Vieira antecipa que não pretende incluir no parecer da MP atribuições à ANPD relativas à fiscalização do uso de IA. “Não queremos inovar em nada. Agora, se eventualmente lá na frente se entender que tem que ser a ANPD, ela vai ter que passar por uma nova reformulação para que tenha setor de estrutura suficiente para arcar com isso”, diz.
O especialista em regulação de serviços digitais, Ricardo Campos, professor na Universidade de Frankfurt, na Alemanha, vê retrocesso. “O Brasil está caminhando para algo que não existe precedente no mundo, de atribuir a uma agência de proteção de dados competência regulatória para regular big techs. É uma jabuticaba brasileira”, avalia Campos, que ajudou o senador Vieira na elaboração do projeto do ECA Digital.
“Sabe quais são as agências reguladoras que são escolhidas para aplicar a lei europeia? A Anatel da Alemanha, a Anatel de Portugal e assim em todos os outros países”, ressalta. “O Brasil será o único país do mundo que não vai conseguir dialogar, sendo que a regulação de big techs é um desafio global de coordenação”, enfatiza. Para ele, a decisão é casuística, que trará consequências negativas para essa coordenação global entre agências.
“Nunca houve qualquer restrição à atuação da Anatel”, afirma a Secom (Secretaria de Comunicação) da Presidência. Segundo o Palácio do Planalto, a MP cria 200 cargos de especialista em regulação de proteção de dados e 18 cargos em comissão e funções de confiança, por meio da transformação de 797 cargos efetivos vagos, sem aumento de despesa.
Procurada, a Anatel afirma que respeita a decisão presidencial e compreende que o veto decorre de uma interpretação jurídica sobre vício de iniciativa. Mas ponderou que, considerando que a ANPD foi criada há apenas cinco anos e transformada em agência reguladora recentemente, é natural que haja preocupações quanto aos desafios regulatórios e operacionais decorrentes das novas atribuições que lhe foram conferidas. A Anatel tem 28 anos.
“Toda intermediação com o setor digital depende estruturalmente das redes de telecomunicações, seja no acesso a plataformas, na circulação de dados ou na oferta de serviços, cuja regulação é competência da Anatel”, diz.

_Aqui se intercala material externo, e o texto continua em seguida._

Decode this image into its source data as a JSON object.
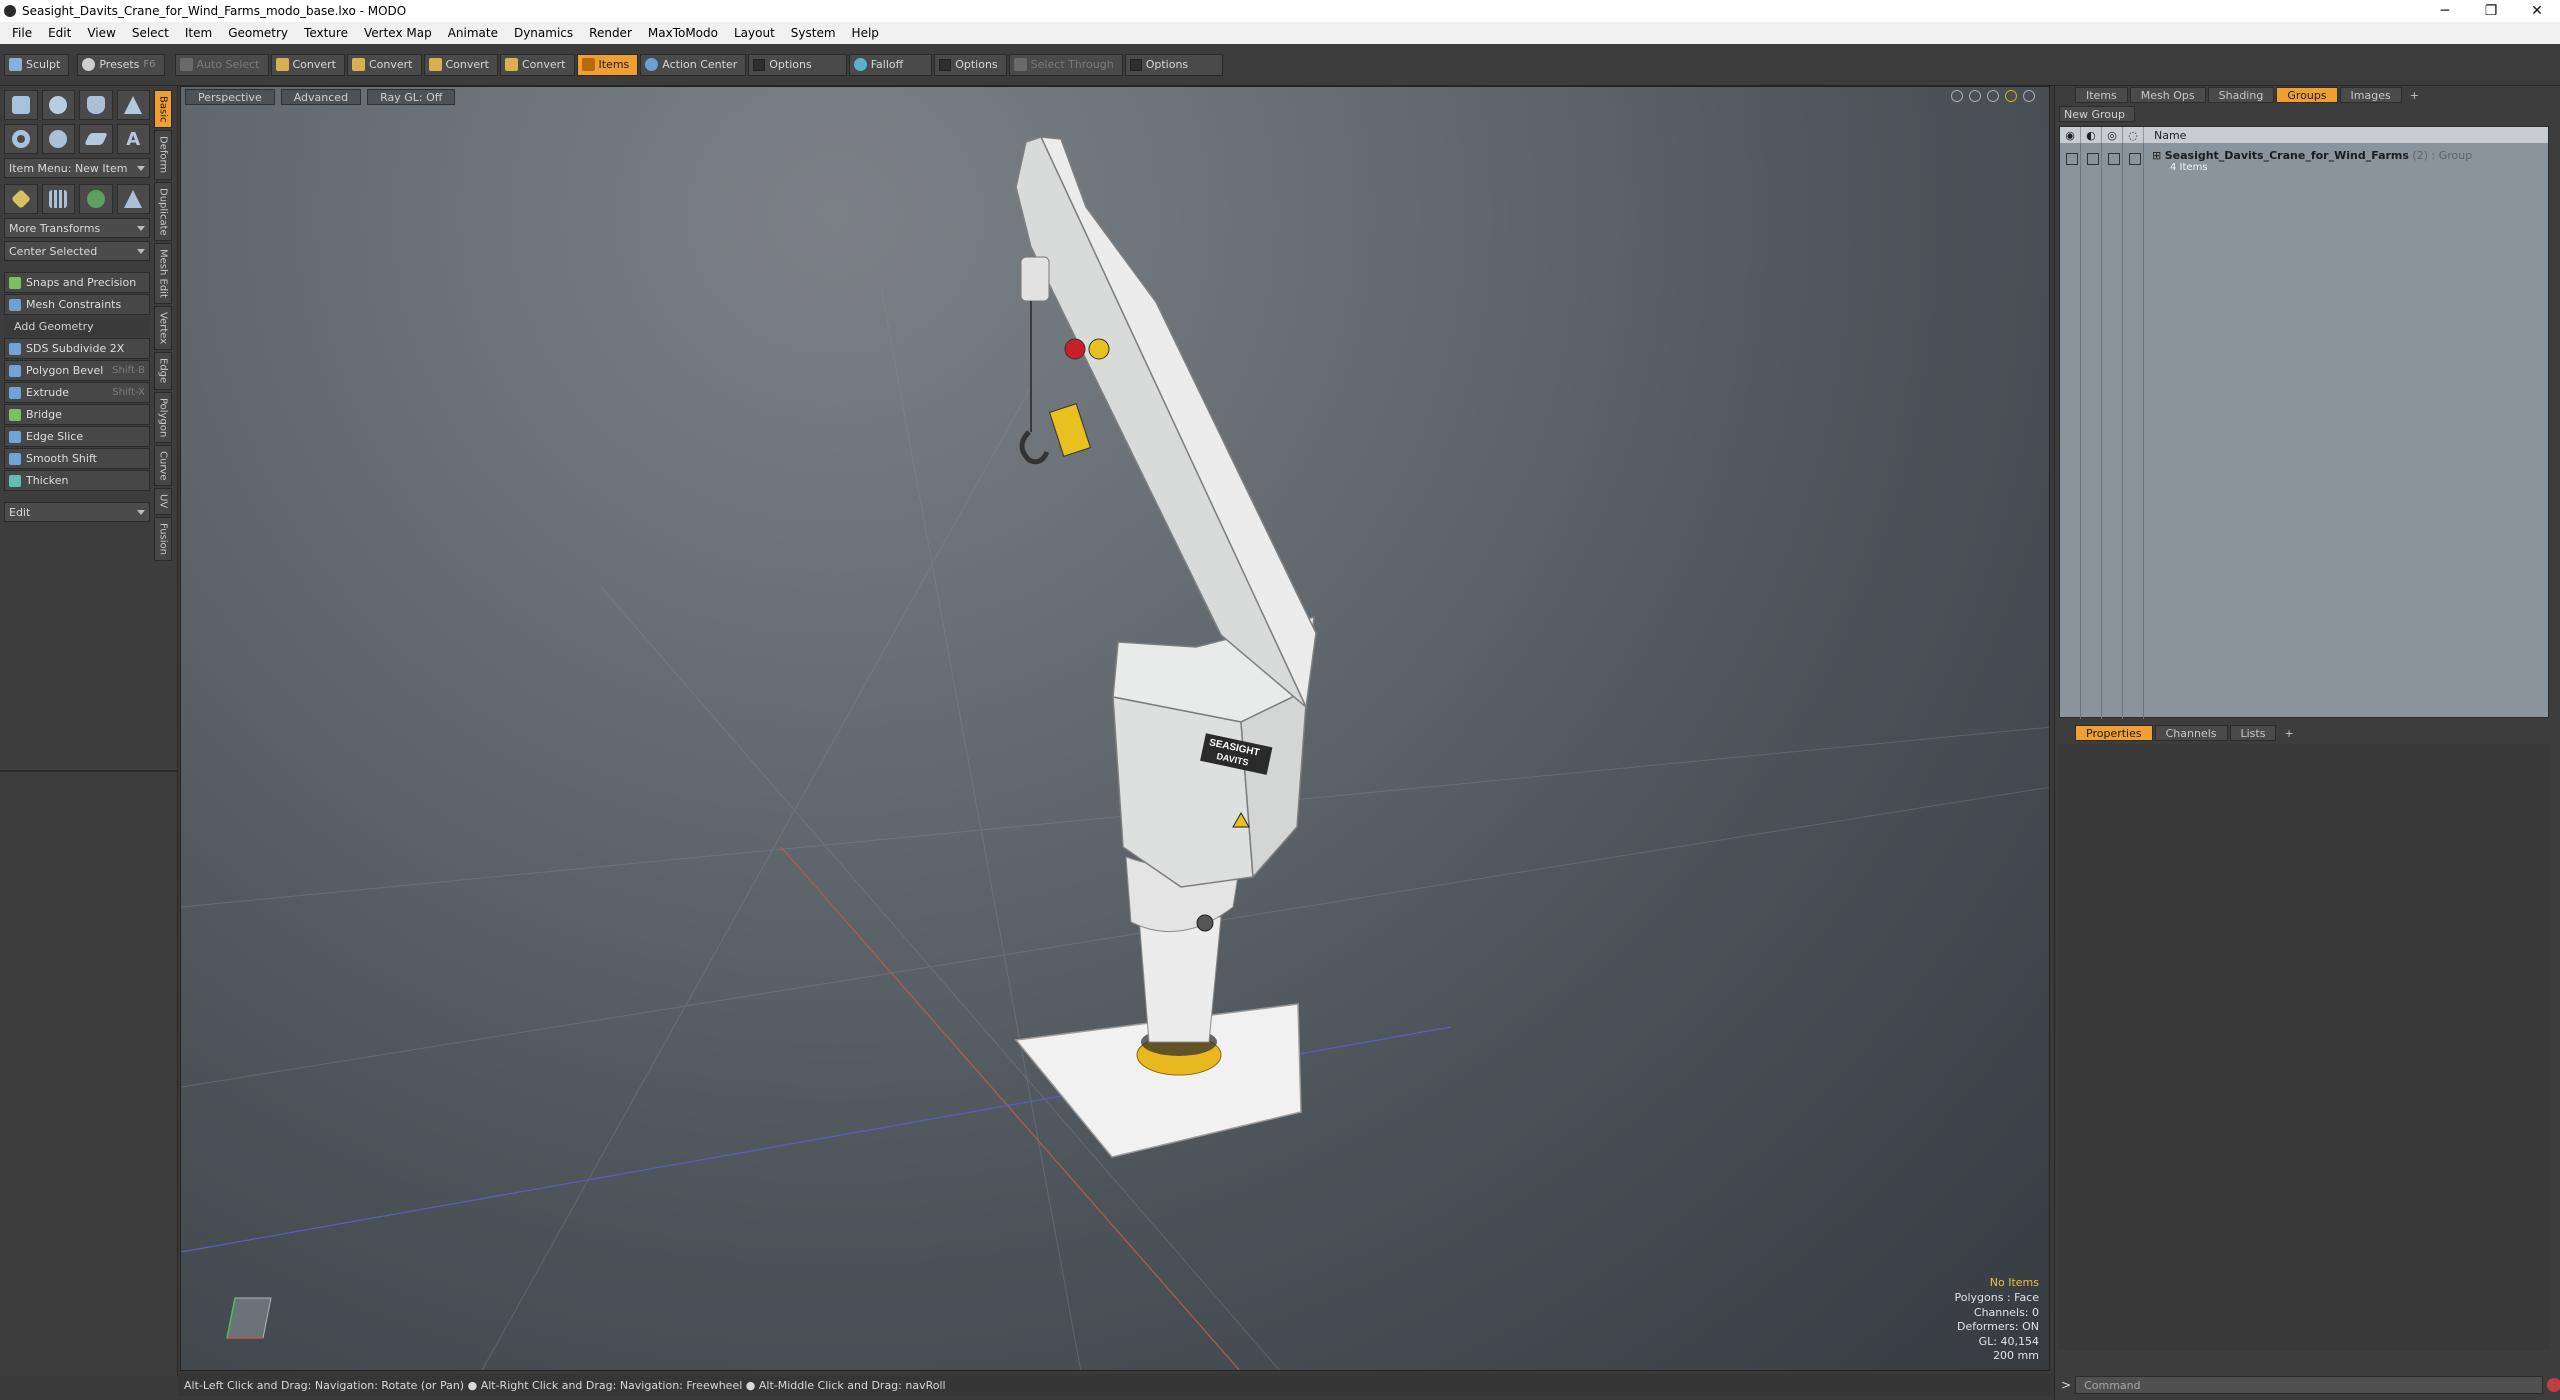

A Câmara Brasileira da Economia Digital (camara-e.net), associação que representa as principais plataformas e provedores de serviços digitais em operação no Brasil, como Meta, TikTok, Google, Amazon e Mercado Pago, afirma que a definição da autoridade competente para o tema insere-se no âmbito das decisões institucionais e políticas legitimamente conduzidas pelos poderes.

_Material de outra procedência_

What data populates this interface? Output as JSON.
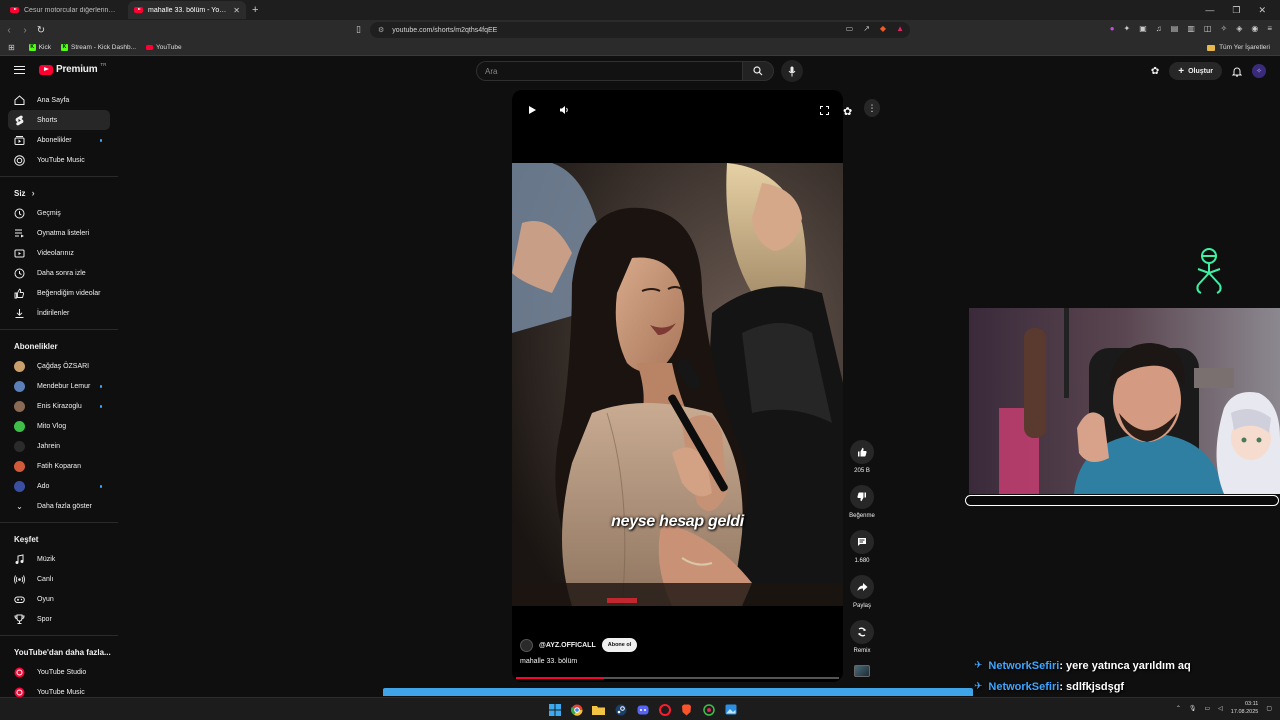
{
  "browser": {
    "tabs": [
      {
        "title": "Cesur motorcular diğerlerinden nasıl",
        "active": false
      },
      {
        "title": "mahalle 33. bölüm - YouTube",
        "active": true
      }
    ],
    "url": "youtube.com/shorts/m2qths4fqEE",
    "bookmarks": [
      "Kick",
      "Stream - Kick Dashb...",
      "YouTube"
    ],
    "all_bookmarks": "Tüm Yer İşaretleri"
  },
  "masthead": {
    "logo": "Premium",
    "logo_country": "TR",
    "search_placeholder": "Ara",
    "create_label": "Oluştur"
  },
  "sidebar": {
    "main": [
      {
        "label": "Ana Sayfa",
        "icon": "home-icon"
      },
      {
        "label": "Shorts",
        "icon": "shorts-icon",
        "active": true
      },
      {
        "label": "Abonelikler",
        "icon": "subscriptions-icon",
        "dot": true
      },
      {
        "label": "YouTube Music",
        "icon": "music-icon"
      }
    ],
    "you_title": "Siz",
    "you": [
      {
        "label": "Geçmiş",
        "icon": "history-icon"
      },
      {
        "label": "Oynatma listeleri",
        "icon": "playlists-icon"
      },
      {
        "label": "Videolarınız",
        "icon": "your-videos-icon"
      },
      {
        "label": "Daha sonra izle",
        "icon": "watch-later-icon"
      },
      {
        "label": "Beğendiğim videolar",
        "icon": "liked-icon"
      },
      {
        "label": "İndirilenler",
        "icon": "download-icon"
      }
    ],
    "subs_title": "Abonelikler",
    "subs": [
      {
        "label": "Çağdaş ÖZSARI",
        "color": "#c9a06b",
        "dot": false
      },
      {
        "label": "Mendebur Lemur",
        "color": "#5b7fb8",
        "dot": true
      },
      {
        "label": "Enis Kirazoglu",
        "color": "#8a6a55",
        "dot": true
      },
      {
        "label": "Mito Vlog",
        "color": "#3fbf4a",
        "dot": false
      },
      {
        "label": "Jahrein",
        "color": "#2b2b2b",
        "dot": false
      },
      {
        "label": "Fatih Koparan",
        "color": "#d05a3a",
        "dot": false
      },
      {
        "label": "Ado",
        "color": "#3a4fa0",
        "dot": true
      }
    ],
    "show_more": "Daha fazla göster",
    "explore_title": "Keşfet",
    "explore": [
      {
        "label": "Müzik",
        "icon": "music-note-icon"
      },
      {
        "label": "Canlı",
        "icon": "live-icon"
      },
      {
        "label": "Oyun",
        "icon": "gaming-icon"
      },
      {
        "label": "Spor",
        "icon": "trophy-icon"
      }
    ],
    "more_title": "YouTube'dan daha fazla...",
    "more": [
      {
        "label": "YouTube Studio"
      },
      {
        "label": "YouTube Music"
      }
    ]
  },
  "short": {
    "caption": "neyse hesap geldi",
    "channel": "@AYZ.OFFICALL",
    "subscribe": "Abone ol",
    "title": "mahalle 33. bölüm",
    "progress": 0.27
  },
  "actions": [
    {
      "label": "205 B",
      "icon": "like-icon"
    },
    {
      "label": "Beğenme",
      "icon": "dislike-icon"
    },
    {
      "label": "1.680",
      "icon": "comment-icon"
    },
    {
      "label": "Paylaş",
      "icon": "share-icon"
    },
    {
      "label": "Remix",
      "icon": "remix-icon"
    }
  ],
  "chat": [
    {
      "user": "NetworkSefiri",
      "msg": ": yere yatınca yarıldım aq"
    },
    {
      "user": "NetworkSefiri",
      "msg": ": sdlfkjsdşgf"
    }
  ],
  "clock": {
    "time": "03:11",
    "date": "17.08.2025"
  },
  "colors": {
    "accent": "#ff0033",
    "link": "#3ea6ff",
    "kick": "#53fc18"
  }
}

“Independentemente da configuração escolhida, será essencial garantir que a autoridade designada disponha das condições técnicas, operacionais e de governança necessárias para manter um diálogo técnico e equilibrado com todos os agentes envolvidos na implementação da política pública.”
Em nota, o Ministério das Comunicações afirma que apoia o fortalecimento da atuação da Anatel na regulamentação da cibersegurança, que atualmente está em andamento.
O Ministério da Justiça ressalta que a ANPD já possui experiência consolidada e que o modelo segue a tendência internacional, em que autoridades de proteção de dados também são responsáveis por casos complexos envolvendo direitos em ambientes digitais. A ANPD não respondeu ao pedido de informações.